We can use this information to figure things out for ourselves using a simple program.
#include <stdio.h>
#include <stdint.h>
int main(void) {
uint32_t eax, ebx, ecx, edx;
__asm__ volatile (
"cpuid"
: "=a"(eax), "=b"(ebx), "=c"(ecx), "=d"(edx)
: "a"(0x80000022), "c"(0)
);
printf("CPUID leaf 0x80000022 (AMD Performance Monitoring and Debug)\n");
printf(" EAX = 0x%08X\n", eax);
printf(" EBX = 0x%08X\n", ebx);
printf(" ECX = 0x%08X\n", ecx);
printf(" EDX = 0x%08X\n", edx);
printf("\n");
/* EAX bits */
printf("EAX breakdown:\n");
printf(" PerfMonV2 supported : %s\n", (eax & (1 << 0)) ? "yes" : "no");
/* EBX bits */
uint32_t num_core_ctrs = ebx & 0xF; /* bits 3:0 */
uint32_t num_df_ctrs = (ebx >> 10) & 0x3F; /* bits 15:10 */
uint32_t num_umc_ctrs = (ebx >> 16) & 0x3F; /* bits 21:16 */
printf("EBX breakdown:\n");
printf(" Core PMC count : %u\n", num_core_ctrs);
printf(" DF (NB) PMC count : %u\n", num_df_ctrs);
printf(" UMC PMC count : %u\n", num_umc_ctrs);
/* ECX bits */
printf("ECX breakdown:\n");
printf(" Active UMC mask : 0x%08X\n", ecx);
if (ecx != 0) {
/* popcount to get number of active UMCs */
uint32_t active = ecx;
int n = 0;
while (active) { n += active & 1; active >>= 1; }
printf(" Active UMC count : %d\n", n);
if (num_umc_ctrs > 0 && n > 0)
printf(" PMCs per UMC : %u\n", num_umc_ctrs / n);
}
return 0;
}
This is the stdout (emphasis mine):
CPUID leaf 0x80000022 (AMD Performance Monitoring and Debug)
EAX = 0x00000003
EBX = 0x00101106
ECX = 0x0000000F
EDX = 0x00000000
EAX breakdown:
PerfMonV2 supported : yes
EBX breakdown:
Core PMC count : 6
DF (NB) PMC count : 4 <=============================== 4 DFCs!
UMC PMC count : 16
ECX breakdown:
Active UMC mask : 0x0000000F
Active UMC count : 4
PMCs per UMC : 4
This reports that there are 4 DF PMCs, which matches with the debug output of likwid-perfctr -e.
Hmmmmmmmmm…
Conclusion and Follow Up
I reported all this information to the maintainer, and they have fixed this for Zen4/4c/5 by changing the DFC count to be determined dynamically using CPUID like they were already doing for UMCs; it now correctly reports 4 DFCs on my machine.
However, there is still a lot that I do not understand.

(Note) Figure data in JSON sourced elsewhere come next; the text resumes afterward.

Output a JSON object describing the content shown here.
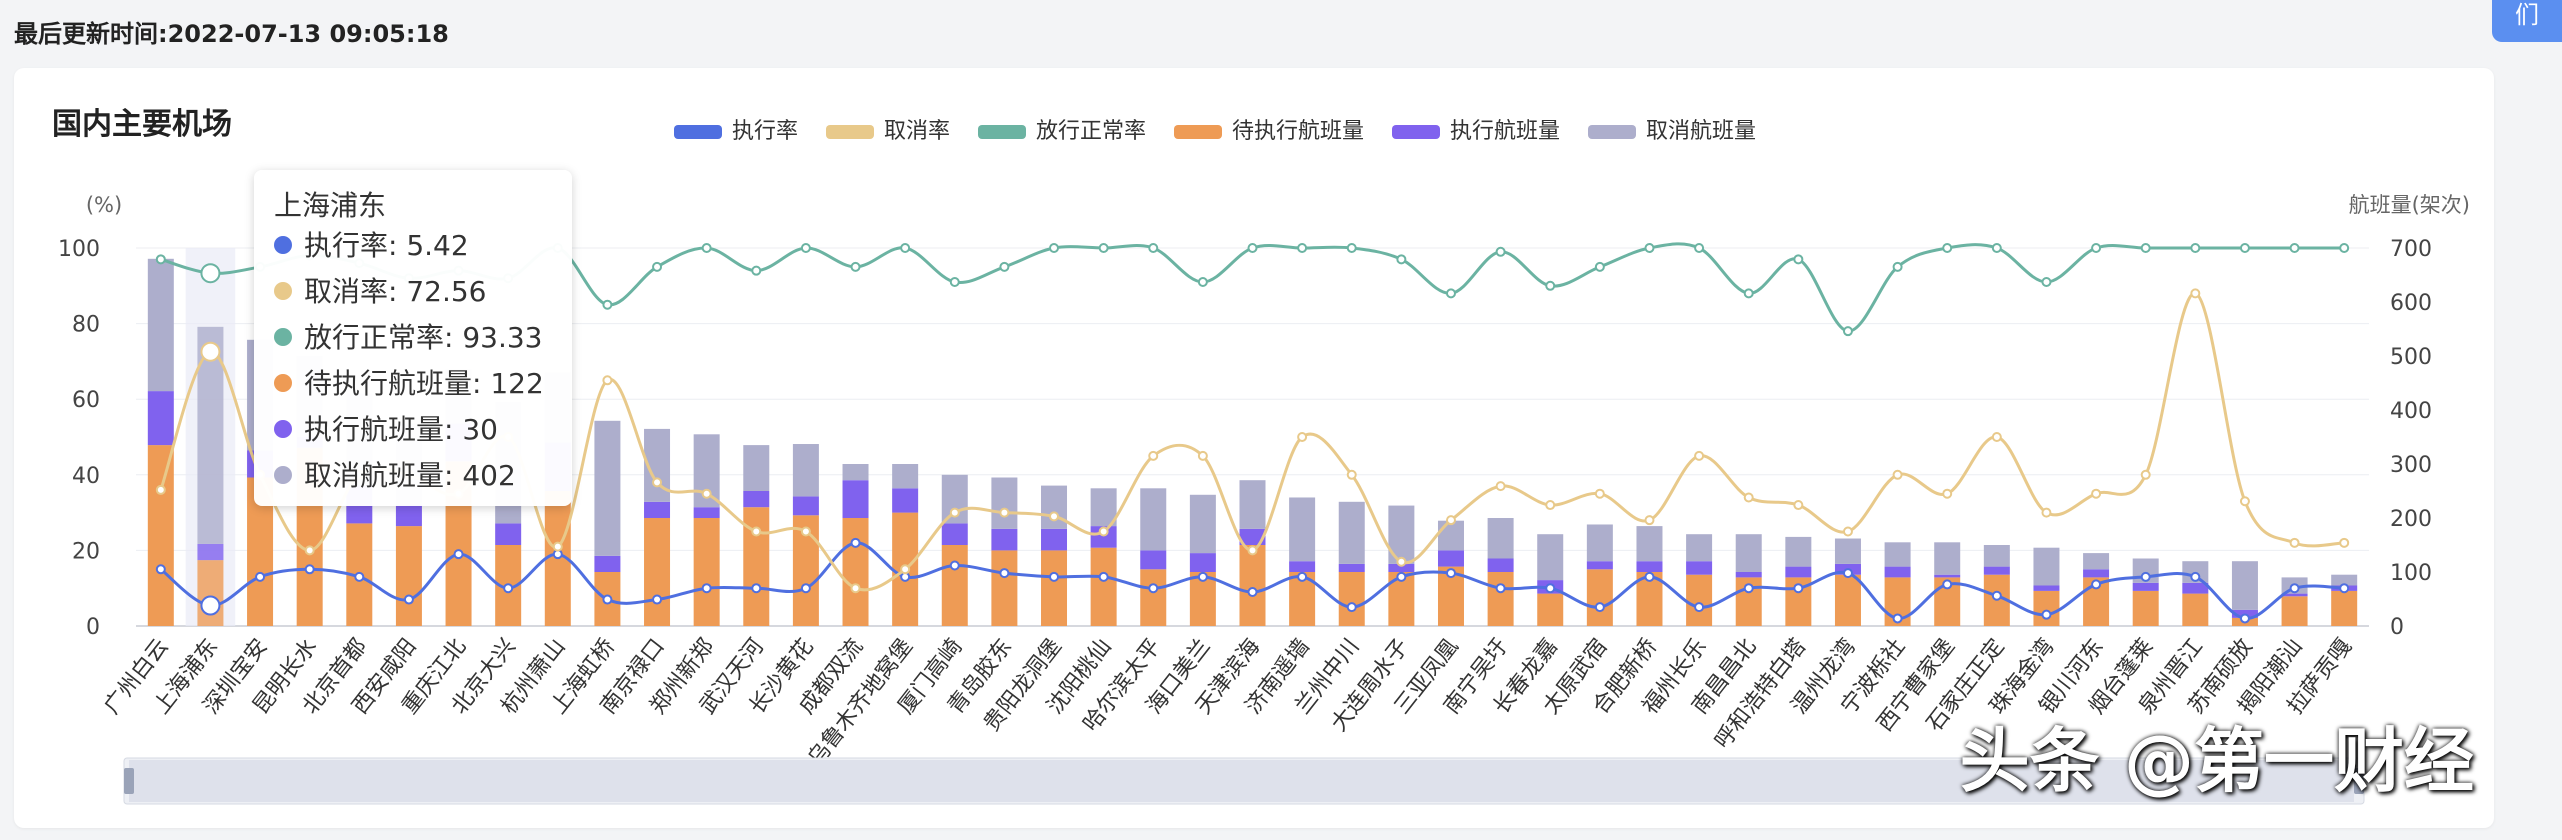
{
  "header": {
    "updated_label": "最后更新时间:",
    "updated_time": "2022-07-13 09:05:18",
    "top_button_label": "们"
  },
  "watermark": "头条 @第一财经",
  "chart_data": {
    "type": "bar",
    "title": "国内主要机场",
    "ylabel_left": "(%)",
    "ylabel_right": "航班量(架次)",
    "ylim_left": [
      0,
      100
    ],
    "ylim_right": [
      0,
      700
    ],
    "left_ticks": [
      0,
      20,
      40,
      60,
      80,
      100
    ],
    "right_ticks": [
      0,
      100,
      200,
      300,
      400,
      500,
      600,
      700
    ],
    "legend_position": "top",
    "colors": {
      "执行率": "#4f6fe0",
      "取消率": "#e8c98a",
      "放行正常率": "#6bb3a2",
      "待执行航班量": "#ee9b55",
      "执行航班量": "#8062ee",
      "取消航班量": "#adaecc"
    },
    "categories": [
      "广州白云",
      "上海浦东",
      "深圳宝安",
      "昆明长水",
      "北京首都",
      "西安咸阳",
      "重庆江北",
      "北京大兴",
      "杭州萧山",
      "上海虹桥",
      "南京禄口",
      "郑州新郑",
      "武汉天河",
      "长沙黄花",
      "成都双流",
      "乌鲁木齐地窝堡",
      "厦门高崎",
      "青岛胶东",
      "贵阳龙洞堡",
      "沈阳桃仙",
      "哈尔滨太平",
      "海口美兰",
      "天津滨海",
      "济南遥墙",
      "兰州中川",
      "大连周水子",
      "三亚凤凰",
      "南宁吴圩",
      "长春龙嘉",
      "太原武宿",
      "合肥新桥",
      "福州长乐",
      "南昌昌北",
      "呼和浩特白塔",
      "温州龙湾",
      "宁波栎社",
      "西宁曹家堡",
      "石家庄正定",
      "珠海金湾",
      "银川河东",
      "烟台蓬莱",
      "泉州晋江",
      "苏南硕放",
      "揭阳潮汕",
      "拉萨贡嘎"
    ],
    "series": [
      {
        "name": "待执行航班量",
        "type": "bar",
        "values": [
          335,
          122,
          275,
          330,
          190,
          185,
          305,
          150,
          250,
          100,
          200,
          200,
          220,
          205,
          200,
          210,
          150,
          140,
          140,
          145,
          105,
          100,
          150,
          100,
          100,
          100,
          110,
          100,
          60,
          105,
          100,
          95,
          90,
          90,
          95,
          90,
          90,
          95,
          65,
          90,
          65,
          60,
          15,
          55,
          65
        ]
      },
      {
        "name": "执行航班量",
        "type": "bar",
        "values": [
          100,
          30,
          50,
          20,
          70,
          40,
          70,
          40,
          90,
          30,
          30,
          20,
          30,
          35,
          70,
          45,
          40,
          40,
          40,
          40,
          35,
          35,
          30,
          20,
          15,
          15,
          30,
          25,
          25,
          15,
          20,
          25,
          10,
          20,
          20,
          20,
          5,
          15,
          10,
          15,
          15,
          20,
          15,
          5,
          10
        ]
      },
      {
        "name": "取消航班量",
        "type": "bar",
        "values": [
          245,
          402,
          205,
          150,
          170,
          150,
          100,
          225,
          130,
          250,
          135,
          135,
          85,
          97,
          30,
          45,
          90,
          95,
          80,
          70,
          115,
          108,
          90,
          118,
          115,
          108,
          55,
          75,
          85,
          68,
          65,
          50,
          70,
          55,
          47,
          45,
          60,
          40,
          70,
          30,
          45,
          40,
          90,
          30,
          20
        ]
      },
      {
        "name": "执行率",
        "type": "line",
        "values": [
          15,
          5.42,
          13,
          15,
          13,
          7,
          19,
          10,
          19,
          7,
          7,
          10,
          10,
          10,
          22,
          13,
          16,
          14,
          13,
          13,
          10,
          13,
          9,
          13,
          5,
          13,
          14,
          10,
          10,
          5,
          13,
          5,
          10,
          10,
          14,
          2,
          11,
          8,
          3,
          11,
          13,
          13,
          2,
          10,
          10
        ]
      },
      {
        "name": "取消率",
        "type": "line",
        "values": [
          36,
          72.56,
          40,
          20,
          40,
          40,
          35,
          50,
          21,
          65,
          38,
          35,
          25,
          25,
          10,
          15,
          30,
          30,
          29,
          25,
          45,
          45,
          20,
          50,
          40,
          17,
          28,
          37,
          32,
          35,
          28,
          45,
          34,
          32,
          25,
          40,
          35,
          50,
          30,
          35,
          40,
          88,
          33,
          22,
          22
        ]
      },
      {
        "name": "放行正常率",
        "type": "line",
        "values": [
          97,
          93.33,
          95,
          98,
          96,
          92,
          94,
          92,
          100,
          85,
          95,
          100,
          94,
          100,
          95,
          100,
          91,
          95,
          100,
          100,
          100,
          91,
          100,
          100,
          100,
          97,
          88,
          99,
          90,
          95,
          100,
          100,
          88,
          97,
          78,
          95,
          100,
          100,
          91,
          100,
          100,
          100,
          100,
          100,
          100
        ]
      }
    ]
  },
  "tooltip": {
    "title": "上海浦东",
    "rows": [
      {
        "label": "执行率: 5.42",
        "color": "#4f6fe0"
      },
      {
        "label": "取消率: 72.56",
        "color": "#e8c98a"
      },
      {
        "label": "放行正常率: 93.33",
        "color": "#6bb3a2"
      },
      {
        "label": "待执行航班量: 122",
        "color": "#ee9b55"
      },
      {
        "label": "执行航班量: 30",
        "color": "#8062ee"
      },
      {
        "label": "取消航班量: 402",
        "color": "#adaecc"
      }
    ]
  }
}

My goal was just to get
likwid-perfctr working, but how exactly do I reconcile the apparent
discrepancy between Figure 1 and Figure 2? I’ll have to dig into section 2.1.8 on register sharing,
and also better understand non general-purpose registers (GPRs) like
model-specific registers (MSRs), and how to directly interact with them at the
lowest level.